Hello ladies and gentlemen, rogues and rapscallions. It's been quite an eventful week. Royals were wedded, terrorists were killed, players were drafted, and tornadoes ravaged the south. And while the world continued it's not so blissful way, the blogosphere dropped a bit of a bombshell in the form of a diary post on Black Heart Gold Pants.
The crux of the post is that player development is the forte of the Big Ten:
The Big Ten is indeed the elite player development conference. Recruits that go to the Big Ten add 15% to their NFL chances. The SEC and the ACC did have more draft picks than the Big Ten over the time period in question (the additional team helps), but that was because they started with with more talented recruits (and simply more recruits). The moment players step on campus, the Big Ten starts closing the talent gap through its superior player development. And as a side note, the SECs development profile suffers by its addiction to oversigning. While few doubt that oversigning is advantageous for the programs that do it, the players are the ones that pay the price in the form of a lowered chance of turning their talent into an NFL career.
This is a topic dear to my own heart. The original poster parses the recruiting success of various schools and compares them to NFL draft classes and comes to the conclusion that the Big Ten develops their players into lean, mean, combine machines by the end of their short college careers.
Assuming the data is good (it is), then there are three possible causes for the "change" in talent over time. If the SEC lags the Big Ten so much in developing their talent, then it stands to reason that their coaching staffs are worse than those in the Big Ten. Considering the absurd amount of cash tossed at coaches down south, it seems unlikely that that is the case. Much in the same way that the best teachers migrate north after a few years to take advantage of the higher salaries in the northeast and midwest, you would expect the better coaches to migrate south to take advantage of the better coaching salaries.
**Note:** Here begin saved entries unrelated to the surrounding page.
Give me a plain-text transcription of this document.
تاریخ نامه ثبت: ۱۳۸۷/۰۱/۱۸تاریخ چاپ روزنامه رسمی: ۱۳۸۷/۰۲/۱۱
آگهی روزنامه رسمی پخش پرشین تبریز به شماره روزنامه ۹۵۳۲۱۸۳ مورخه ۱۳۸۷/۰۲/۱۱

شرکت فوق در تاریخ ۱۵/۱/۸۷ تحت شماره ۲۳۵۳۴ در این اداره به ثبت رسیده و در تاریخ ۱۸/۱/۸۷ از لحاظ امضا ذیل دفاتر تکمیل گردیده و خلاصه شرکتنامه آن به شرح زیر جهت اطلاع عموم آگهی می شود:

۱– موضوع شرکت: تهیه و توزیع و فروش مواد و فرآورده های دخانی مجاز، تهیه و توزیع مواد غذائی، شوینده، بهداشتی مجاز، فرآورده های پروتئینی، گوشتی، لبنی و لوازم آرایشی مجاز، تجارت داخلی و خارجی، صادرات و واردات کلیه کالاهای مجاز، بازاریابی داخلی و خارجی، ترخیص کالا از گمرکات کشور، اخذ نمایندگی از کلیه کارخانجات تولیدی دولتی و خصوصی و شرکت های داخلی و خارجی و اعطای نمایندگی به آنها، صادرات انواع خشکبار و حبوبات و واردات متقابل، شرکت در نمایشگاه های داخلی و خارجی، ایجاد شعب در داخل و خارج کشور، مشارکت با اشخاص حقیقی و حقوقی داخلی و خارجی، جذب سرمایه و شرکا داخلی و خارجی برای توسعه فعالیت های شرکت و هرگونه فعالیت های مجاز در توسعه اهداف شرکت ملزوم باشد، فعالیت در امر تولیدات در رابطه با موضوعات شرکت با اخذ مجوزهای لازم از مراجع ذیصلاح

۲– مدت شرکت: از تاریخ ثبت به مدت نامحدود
Another possibility, one that the poster touches on, is oversigning. Cream rises to the top. So, more milk means more cream. Considering Steve Spurrier and others have essentially admitted straight up that oversigning is a competitive advantage, there's little doubt that it contributes to the talent discrepency.
However, the third possibility, and one not really considered, is that rivals/scout consistently underrate Midwestern and Northeastern prospects. What's most striking about the data is the way it almost forms an inverted pyramid. The conferences with the best recruits all seem to have the worst coaching. The SEC, ACC, and Big-12 get the worst of it, the Pac-10, Big East, and Big Ten the best. Again, I doubt that the SEC has worse coaching than the Big East, but that seems to be the claim. Instead, it seems more likely to me that scout/rivals consistently underrate non-southern prospects, and over the course of 4 years of actual college production we're merely seeing a regression to the mean.
It's not entirely the fault of the scouting services if they miss prospects in areas that are less football crazed than rural Alabama. Half of Iowa plays 8-on-8, which obviously makes any linemen scouting difficult. Here in North Carolina, most teams rotate starters to give every kid a shot, something that would be unthinkable in Northeast Ohio or South Florida.
Regardless, it's diary posts like this that make the blogosphere such a great place. How often do you hear some former player or talking head parrot the "SEC speed" line or the "Southern talent" line without ever hearing any evidence to back it up? Even more, blogs create a community where the readers are as much a contributer as the writers. So, what do you all think? Is the talent gap a myth? Or does the Big Ten really have better coaches?